The attempt to make the film’s main character more understandable is way less charming and in fact, a little problematic. In addition to a Despicable Me-style upgrade in the tech department, The Grinch gets a surprisingly tragic backstory. Young Cumber-Grinch was abandoned, a forgotten child whose exile as an adult is no longer self-imposed. Yes, like the book, his heart is too small, and his shoes may be too tight, but there’s a reason for it in this version that’s not his fault. As a result the simple, elegant lesson about kindness and warmth in the holiday season gets trickier.
Instead of The Grinch being angry at other people’s joy during a holiday he sees as hollow and annoying, he’s bitter about being left out of it in the first place. There’s still a lesson being taught to the Grinch here, but the onus is completely on Cumber-Grinch to just kind of get over it. There are a handful of moments in the film where the Grinch isn’t a mean one at all, showing the kind of empathy he’s meant to learn by the end of the movie. His dog, Max, is by the Grinch’s side throughout the entire movie. In spite of Grinch’s gruff demeanour, it’s obvious Max cares about him and vice versa. As we all know, there’s not much better endorsement of character than a cartoon dog.

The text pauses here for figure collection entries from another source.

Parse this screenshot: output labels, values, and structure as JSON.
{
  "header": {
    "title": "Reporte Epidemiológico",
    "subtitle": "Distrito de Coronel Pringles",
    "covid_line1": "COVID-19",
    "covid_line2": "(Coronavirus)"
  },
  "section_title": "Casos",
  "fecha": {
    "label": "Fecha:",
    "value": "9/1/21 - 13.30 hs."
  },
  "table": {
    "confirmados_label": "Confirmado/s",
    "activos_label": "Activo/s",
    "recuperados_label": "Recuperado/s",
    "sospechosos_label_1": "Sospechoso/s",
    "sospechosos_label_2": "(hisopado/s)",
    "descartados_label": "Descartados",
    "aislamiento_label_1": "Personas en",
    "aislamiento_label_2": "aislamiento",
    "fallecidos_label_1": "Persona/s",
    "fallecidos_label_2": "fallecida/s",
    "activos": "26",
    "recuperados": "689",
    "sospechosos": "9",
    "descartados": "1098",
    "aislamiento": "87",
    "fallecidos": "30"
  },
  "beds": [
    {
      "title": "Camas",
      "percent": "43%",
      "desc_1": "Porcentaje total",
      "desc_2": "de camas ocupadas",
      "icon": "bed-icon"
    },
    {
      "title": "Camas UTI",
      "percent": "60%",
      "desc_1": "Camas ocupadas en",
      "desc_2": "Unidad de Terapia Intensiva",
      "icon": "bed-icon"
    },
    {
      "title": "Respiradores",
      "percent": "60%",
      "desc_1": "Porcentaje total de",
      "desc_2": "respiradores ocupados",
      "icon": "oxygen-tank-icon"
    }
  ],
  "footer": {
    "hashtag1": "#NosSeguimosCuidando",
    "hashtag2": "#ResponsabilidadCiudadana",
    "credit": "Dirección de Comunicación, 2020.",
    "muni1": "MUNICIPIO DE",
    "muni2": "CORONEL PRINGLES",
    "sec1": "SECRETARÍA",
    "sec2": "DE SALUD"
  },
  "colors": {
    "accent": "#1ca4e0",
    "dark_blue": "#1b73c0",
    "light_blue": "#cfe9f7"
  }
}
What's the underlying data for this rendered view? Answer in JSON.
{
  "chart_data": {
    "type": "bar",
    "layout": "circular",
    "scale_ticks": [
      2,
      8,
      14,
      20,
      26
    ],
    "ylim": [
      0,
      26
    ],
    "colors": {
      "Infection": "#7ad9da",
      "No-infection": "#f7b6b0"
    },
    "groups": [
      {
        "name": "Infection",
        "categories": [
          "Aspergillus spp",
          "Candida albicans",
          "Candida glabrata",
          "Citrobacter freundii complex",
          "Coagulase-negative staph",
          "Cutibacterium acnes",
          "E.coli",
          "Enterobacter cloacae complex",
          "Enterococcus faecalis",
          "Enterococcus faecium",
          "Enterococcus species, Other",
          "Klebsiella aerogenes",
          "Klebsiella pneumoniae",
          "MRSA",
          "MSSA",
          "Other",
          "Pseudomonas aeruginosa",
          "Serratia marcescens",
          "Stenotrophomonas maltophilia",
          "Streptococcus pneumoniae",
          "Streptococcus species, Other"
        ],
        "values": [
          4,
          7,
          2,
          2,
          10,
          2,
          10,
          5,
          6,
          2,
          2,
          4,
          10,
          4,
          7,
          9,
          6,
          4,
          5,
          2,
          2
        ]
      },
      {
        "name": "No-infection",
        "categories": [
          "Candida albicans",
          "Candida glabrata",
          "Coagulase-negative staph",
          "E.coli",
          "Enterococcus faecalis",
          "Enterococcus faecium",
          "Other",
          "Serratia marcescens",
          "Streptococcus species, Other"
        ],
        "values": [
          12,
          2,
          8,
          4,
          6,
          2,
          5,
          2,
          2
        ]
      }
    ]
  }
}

Ultimately the Cumber-Grinch is not all that bad of a guy and thanks to his new backstory, even when you wouldn’t want to touch him with a thirty-nine and a half-foot pole you can at least understand why he’s acting that way. Humanizing him also robs the character of the simple, sneering, pink-eyed villainy that made him one of the greatest Christmas cads in history. But, when I asked my 4-year-old what she thought about the Grinch, she replied “he was funny when he stole presents because he was green.” So, you know, Illumination did something right.